The separable net assets, including property, plant and
equipment and intangible assets, of the newly acquired
subsidiary undertakings are incorporated into the consolidated
financial statements on the basis of the fair value as at the
effective date of control.
Intercompany transactions, balances and unrealised gains
on transactions between Group companies are eliminated.
Revenue
Revenue comprises sales of goods to customers outside the
Group less an appropriate deduction for actual and expected
returns, discounts and loyalty scheme vouchers, and is stated
net of value added tax and other sales taxes. Revenue is
recognised when goods are delivered and the significant risks
and rewards of ownership have been transferred to the buyer.
Dividends
Final dividends are recorded in the financial statements in
the period in which they are approved by the Company’s
shareholders. Interim dividends are recorded in the period
in which they are approved and paid.
Pensions
Funded pension plans are in place for the Group’s UK
employees and some employees overseas.
For defined benefit pension schemes, the difference between
the fair value of the assets and the present value of the defined
benefit obligation is recognised as an asset or liability in the
statement of financial position. The defined benefit obligation
is actuarially calculated using the projected unit credit method.

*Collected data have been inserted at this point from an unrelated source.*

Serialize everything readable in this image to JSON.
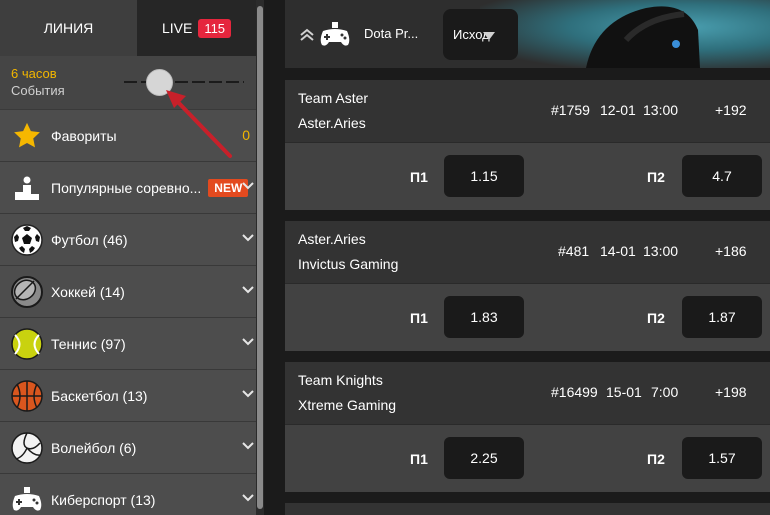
{
  "tabs": {
    "line_label": "ЛИНИЯ",
    "live_label": "LIVE",
    "live_count": "115"
  },
  "filter": {
    "hours_label": "6 часов",
    "events_label": "События"
  },
  "sidebar": {
    "items": [
      {
        "label": "Фавориты",
        "icon": "star-icon",
        "count": "0"
      },
      {
        "label": "Популярные соревно...",
        "icon": "podium-icon",
        "badge": "NEW"
      },
      {
        "label": "Футбол (46)",
        "icon": "soccer-ball-icon"
      },
      {
        "label": "Хоккей (14)",
        "icon": "hockey-puck-icon"
      },
      {
        "label": "Теннис (97)",
        "icon": "tennis-ball-icon"
      },
      {
        "label": "Баскетбол (13)",
        "icon": "basketball-icon"
      },
      {
        "label": "Волейбол (6)",
        "icon": "volleyball-icon"
      },
      {
        "label": "Киберспорт (13)",
        "icon": "gamepad-icon"
      }
    ]
  },
  "header": {
    "game_title": "Dota Pr...",
    "dropdown_label": "Исход"
  },
  "matches": [
    {
      "team1": "Team Aster",
      "team2": "Aster.Aries",
      "number": "#1759",
      "date": "12-01",
      "time": "13:00",
      "more": "+192",
      "p1_label": "П1",
      "p1": "1.15",
      "p2_label": "П2",
      "p2": "4.7"
    },
    {
      "team1": "Aster.Aries",
      "team2": "Invictus Gaming",
      "number": "#481",
      "date": "14-01",
      "time": "13:00",
      "more": "+186",
      "p1_label": "П1",
      "p1": "1.83",
      "p2_label": "П2",
      "p2": "1.87"
    },
    {
      "team1": "Team Knights",
      "team2": "Xtreme Gaming",
      "number": "#16499",
      "date": "15-01",
      "time": "7:00",
      "more": "+198",
      "p1_label": "П1",
      "p1": "2.25",
      "p2_label": "П2",
      "p2": "1.57"
    }
  ],
  "colors": {
    "accent_yellow": "#f2b600",
    "live_red": "#e5263d",
    "new_badge": "#e34a1f",
    "arrow_red": "#c8202a"
  }
}
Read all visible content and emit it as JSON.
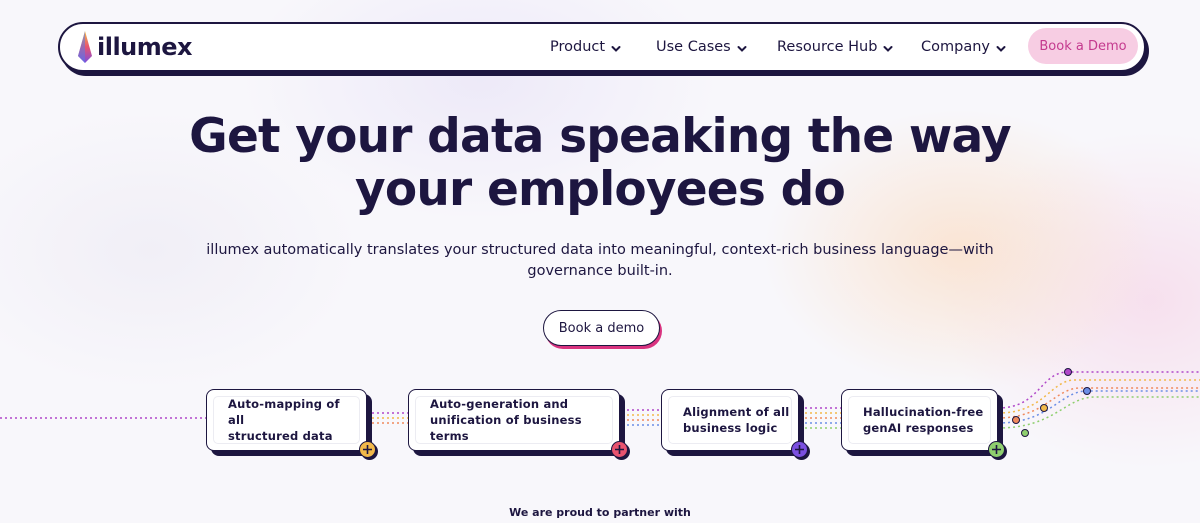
{
  "brand": {
    "name": "illumex"
  },
  "nav": {
    "items": [
      {
        "label": "Product"
      },
      {
        "label": "Use Cases"
      },
      {
        "label": "Resource Hub"
      },
      {
        "label": "Company"
      }
    ],
    "cta_label": "Book a Demo"
  },
  "hero": {
    "title_line1": "Get your data speaking the way",
    "title_line2": "your employees do",
    "subtitle_line1": "illumex automatically translates your structured data into meaningful, context-rich business language—with",
    "subtitle_line2": "governance built-in.",
    "cta_label": "Book a demo"
  },
  "features": [
    {
      "line1": "Auto-mapping of all",
      "line2": "structured data",
      "accent": "#f2b94a",
      "icon": "plus-icon"
    },
    {
      "line1": "Auto-generation and",
      "line2": "unification of business terms",
      "accent": "#e8536f",
      "icon": "plus-icon"
    },
    {
      "line1": "Alignment of all",
      "line2": "business logic",
      "accent": "#7b4fe0",
      "icon": "plus-icon"
    },
    {
      "line1": "Hallucination-free",
      "line2": "genAI responses",
      "accent": "#8fcf6e",
      "icon": "plus-icon"
    }
  ],
  "partners": {
    "heading": "We are proud to partner with"
  },
  "colors": {
    "ink": "#1d1640",
    "pink_cta": "#f7cde3",
    "pink_text": "#c43a8e",
    "line_purple": "#b047c9",
    "line_yellow": "#f2b94a",
    "line_orange": "#f08a5d",
    "line_blue": "#6b8ee6",
    "line_green": "#8fcf6e"
  }
}
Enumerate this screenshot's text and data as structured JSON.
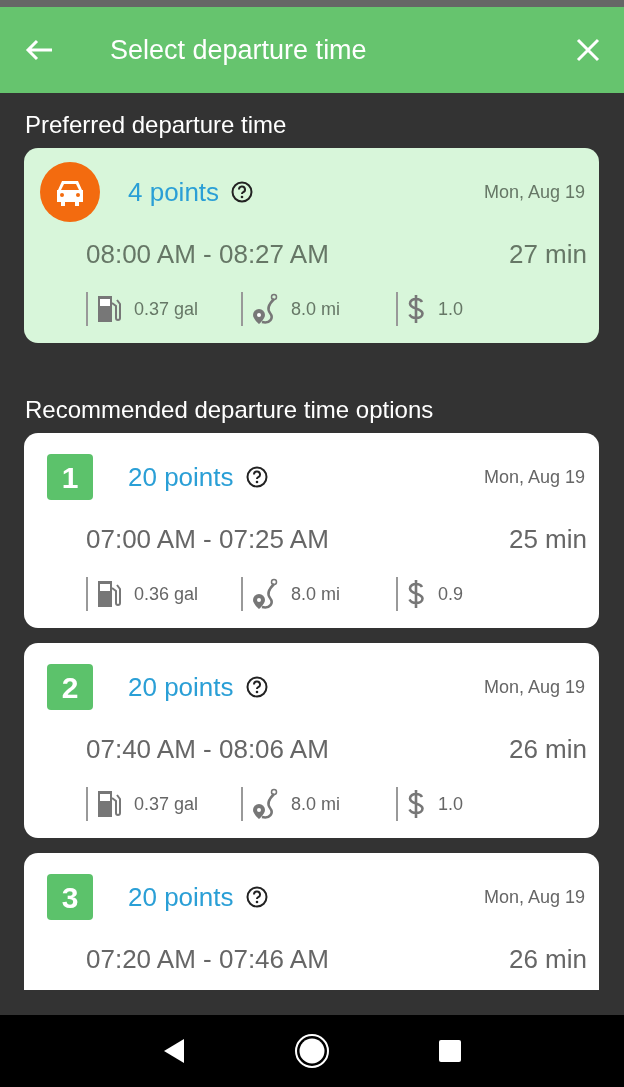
{
  "app_bar": {
    "title": "Select departure time"
  },
  "preferred": {
    "heading": "Preferred departure time",
    "card": {
      "kind": "preferred",
      "points": "4 points",
      "date": "Mon, Aug 19",
      "time_range": "08:00 AM - 08:27 AM",
      "duration": "27 min",
      "stats": {
        "fuel": "0.37 gal",
        "distance": "8.0 mi",
        "cost": "1.0"
      }
    }
  },
  "recommended": {
    "heading": "Recommended departure time options",
    "cards": [
      {
        "kind": "option",
        "rank": "1",
        "points": "20 points",
        "date": "Mon, Aug 19",
        "time_range": "07:00 AM - 07:25 AM",
        "duration": "25 min",
        "stats": {
          "fuel": "0.36 gal",
          "distance": "8.0 mi",
          "cost": "0.9"
        }
      },
      {
        "kind": "option",
        "rank": "2",
        "points": "20 points",
        "date": "Mon, Aug 19",
        "time_range": "07:40 AM - 08:06 AM",
        "duration": "26 min",
        "stats": {
          "fuel": "0.37 gal",
          "distance": "8.0 mi",
          "cost": "1.0"
        }
      },
      {
        "kind": "option",
        "rank": "3",
        "points": "20 points",
        "date": "Mon, Aug 19",
        "time_range": "07:20 AM - 07:46 AM",
        "duration": "26 min"
      }
    ]
  }
}
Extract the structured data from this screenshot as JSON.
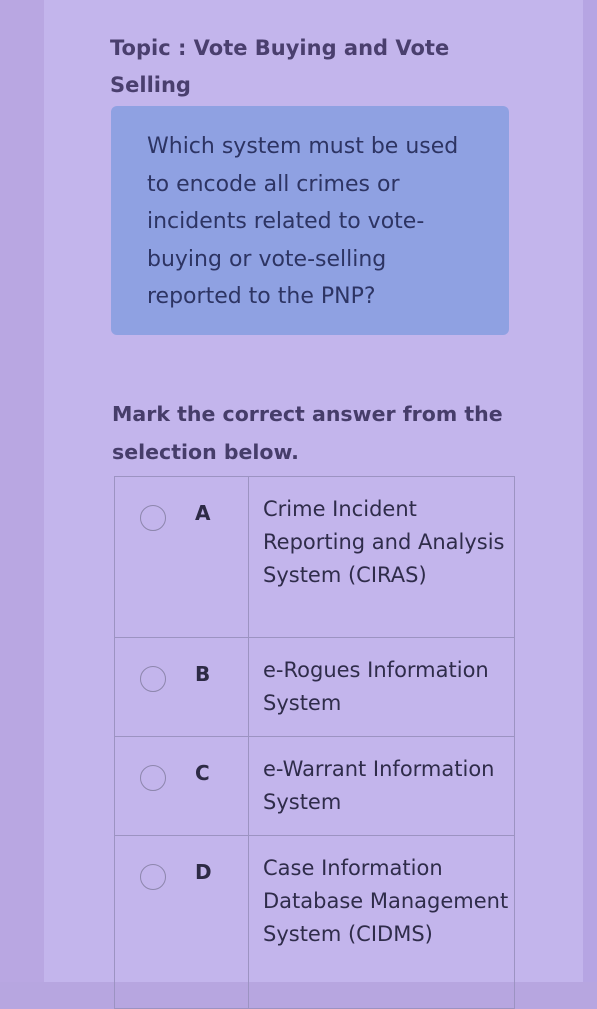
{
  "topic": {
    "label": "Topic : Vote Buying and Vote Selling"
  },
  "question": {
    "text": "Which system must be used to encode all crimes or incidents related to vote-buying or vote-selling reported to the PNP?"
  },
  "instruction": {
    "text": "Mark the correct answer from the selection below."
  },
  "options": [
    {
      "letter": "A",
      "text": "Crime Incident Reporting and Analysis System (CIRAS)",
      "selected": false
    },
    {
      "letter": "B",
      "text": "e-Rogues Information System",
      "selected": false
    },
    {
      "letter": "C",
      "text": "e-Warrant Information System",
      "selected": false
    },
    {
      "letter": "D",
      "text": "Case Information Database Management System (CIDMS)",
      "selected": false
    }
  ],
  "colors": {
    "page_background": "#c3b5ec",
    "question_box": "#8fa1e2",
    "heading_text": "#4a3f6e",
    "body_text": "#2f2c4a",
    "table_border": "#9c93c2"
  }
}
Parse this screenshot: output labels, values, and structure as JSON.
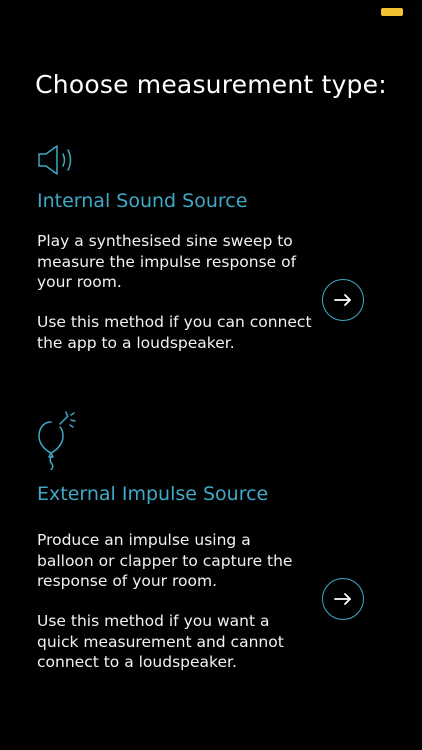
{
  "colors": {
    "accent": "#3fa9c8",
    "background": "#000000",
    "text": "#ffffff",
    "battery": "#f2c230"
  },
  "status_bar": {
    "battery_icon": "battery-icon"
  },
  "page_title": "Choose measurement type:",
  "options": [
    {
      "icon": "speaker-icon",
      "heading": "Internal Sound Source",
      "paragraph_1": "Play a synthesised sine sweep to measure the impulse response of your room.",
      "paragraph_2": "Use this method if you can connect the app to a loudspeaker.",
      "action_icon": "arrow-right-icon"
    },
    {
      "icon": "balloon-pop-icon",
      "heading": "External Impulse Source",
      "paragraph_1": "Produce an impulse using a balloon or clapper to capture the response of your room.",
      "paragraph_2": "Use this method if you want a quick measurement and cannot connect to a loudspeaker.",
      "action_icon": "arrow-right-icon"
    }
  ]
}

The service cost of providing retirement benefits to employees
during the year, together with the cost of any benefits relating
to past service, is charged to operating profit in the year.
A credit representing the expected return on the assets of
the retirement benefit schemes during the year is included
within finance income. This is based on the market value of
the assets of the schemes at the start of the financial year.
A charge is also made within finance income representing
the expected increase in the liabilities of the retirement benefit
schemes during the year. This arises from the liabilities of
the schemes being one year closer to payment.
Actuarial gains and losses are recognised immediately in the
statement of comprehensive income.
Payments to defined contribution retirement benefit schemes
are charged as an expense as they fall due.
Intangible assets
A. Goodwill Goodwill arising on consolidation represents the
excess of the consideration transferred and the amount of any
non-controlling interest in the acquiree over the fair value of
the identifiable assets and liabilities (including intangible assets)
of the acquired entity at the date of the acquisition. Goodwill is
recognised as an asset and assessed for impairment at least
annually. Any impairment is recognised immediately in the
income statement.
B. Brands Acquired brand values are held on the statement
of financial position initially at cost. Defined life intangibles are
amortised on a straight-line basis over their estimated useful
lives. Indefinite life intangibles are tested for impairment at
least annually. Any impairment in value is recognised
immediately in the income statement.